While changes to the timing and swiftness of the UK Government’s announcement of its early withdrawal of the Renewables Obligation Certificates (ROCs) is surprising, that it was coming is not. Alan Shanks, Partner at HBJ Gateley gives PES his views on the future of wind farm subsidies.
The UK government’s manifesto warned before the election that it would expedite closing down the current subsidy regime, to replace these with Contracts for Difference (CFDs) from April 2017, and the industry has been working towards this for some time. This announcement moves that closing date one year forward to April 2016.

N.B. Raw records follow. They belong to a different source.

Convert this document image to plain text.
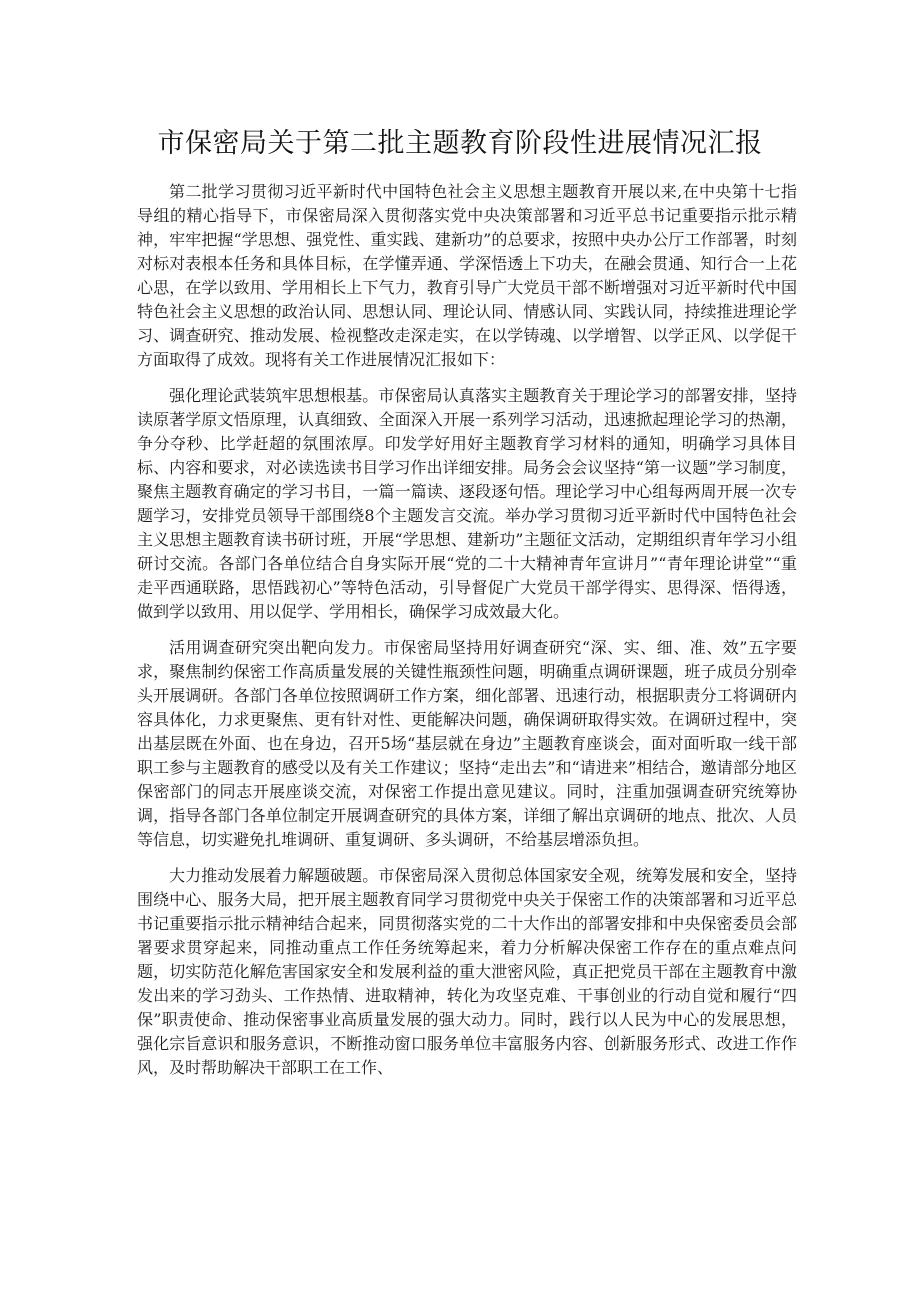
市保密局关于第二批主题教育阶段性进展情况汇报

第二批学习贯彻习近平新时代中国特色社会主义思想主题教育开展以来,在中央第十七指导组的精心指导下，市保密局深入贯彻落实党中央决策部署和习近平总书记重要指示批示精神，牢牢把握“学思想、强党性、重实践、建新功”的总要求，按照中央办公厅工作部署，时刻对标对表根本任务和具体目标，在学懂弄通、学深悟透上下功夫，在融会贯通、知行合一上花心思，在学以致用、学用相长上下气力，教育引导广大党员干部不断增强对习近平新时代中国特色社会主义思想的政治认同、思想认同、理论认同、情感认同、实践认同，持续推进理论学习、调查研究、推动发展、检视整改走深走实，在以学铸魂、以学增智、以学正风、以学促干方面取得了成效。现将有关工作进展情况汇报如下：

强化理论武装筑牢思想根基。市保密局认真落实主题教育关于理论学习的部署安排，坚持读原著学原文悟原理，认真细致、全面深入开展一系列学习活动，迅速掀起理论学习的热潮，争分夺秒、比学赶超的氛围浓厚。印发学好用好主题教育学习材料的通知，明确学习具体目标、内容和要求，对必读选读书目学习作出详细安排。局务会会议坚持“第一议题”学习制度，聚焦主题教育确定的学习书目，一篇一篇读、逐段逐句悟。理论学习中心组每两周开展一次专题学习，安排党员领导干部围绕8个主题发言交流。举办学习贯彻习近平新时代中国特色社会主义思想主题教育读书研讨班，开展“学思想、建新功”主题征文活动，定期组织青年学习小组研讨交流。各部门各单位结合自身实际开展“党的二十大精神青年宣讲月”“青年理论讲堂”“重走平西通联路，思悟践初心”等特色活动，引导督促广大党员干部学得实、思得深、悟得透，做到学以致用、用以促学、学用相长，确保学习成效最大化。

活用调查研究突出靶向发力。市保密局坚持用好调查研究“深、实、细、准、效”五字要求，聚焦制约保密工作高质量发展的关键性瓶颈性问题，明确重点调研课题，班子成员分别牵头开展调研。各部门各单位按照调研工作方案，细化部署、迅速行动，根据职责分工将调研内容具体化，力求更聚焦、更有针对性、更能解决问题，确保调研取得实效。在调研过程中，突出基层既在外面、也在身边，召开5场“基层就在身边”主题教育座谈会，面对面听取一线干部职工参与主题教育的感受以及有关工作建议；坚持“走出去”和“请进来”相结合，邀请部分地区保密部门的同志开展座谈交流，对保密工作提出意见建议。同时，注重加强调查研究统筹协调，指导各部门各单位制定开展调查研究的具体方案，详细了解出京调研的地点、批次、人员等信息，切实避免扎堆调研、重复调研、多头调研，不给基层增添负担。

大力推动发展着力解题破题。市保密局深入贯彻总体国家安全观，统筹发展和安全，坚持围绕中心、服务大局，把开展主题教育同学习贯彻党中央关于保密工作的决策部署和习近平总书记重要指示批示精神结合起来，同贯彻落实党的二十大作出的部署安排和中央保密委员会部署要求贯穿起来，同推动重点工作任务统筹起来，着力分析解决保密工作存在的重点难点问题，切实防范化解危害国家安全和发展利益的重大泄密风险，真正把党员干部在主题教育中激发出来的学习劲头、工作热情、进取精神，转化为攻坚克难、干事创业的行动自觉和履行“四保”职责使命、推动保密事业高质量发展的强大动力。同时，践行以人民为中心的发展思想，强化宗旨意识和服务意识，不断推动窗口服务单位丰富服务内容、创新服务形式、改进工作作风，及时帮助解决干部职工在工作、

On top of the potential, though much-discussed, political and legal issues, another significant implication of the announcement is that it undermines investor confidence in UK Government policy by changing the rules. This is not something the UK is usually guilty of, and a reason why it – and Scotland as part of it – has been hugely successful in attracting foreign investment.
How the next few months play out will likely also influence investor sentiment in addition to any practical, legal or otherwise implications the early closure announcement has on the industry.
After all, 12 months is a significant period of time in any major energy project. It can make the difference between success and failure, delivery and suspension. Indeed, in this case, whether or not certain projects go ahead at all will be down to where they fall, development-status-wise, within those 12 months.
Investors will be aware of the long lead-ins required to deliver return, and might be discouraged from investing in a market with apparently changing goal posts.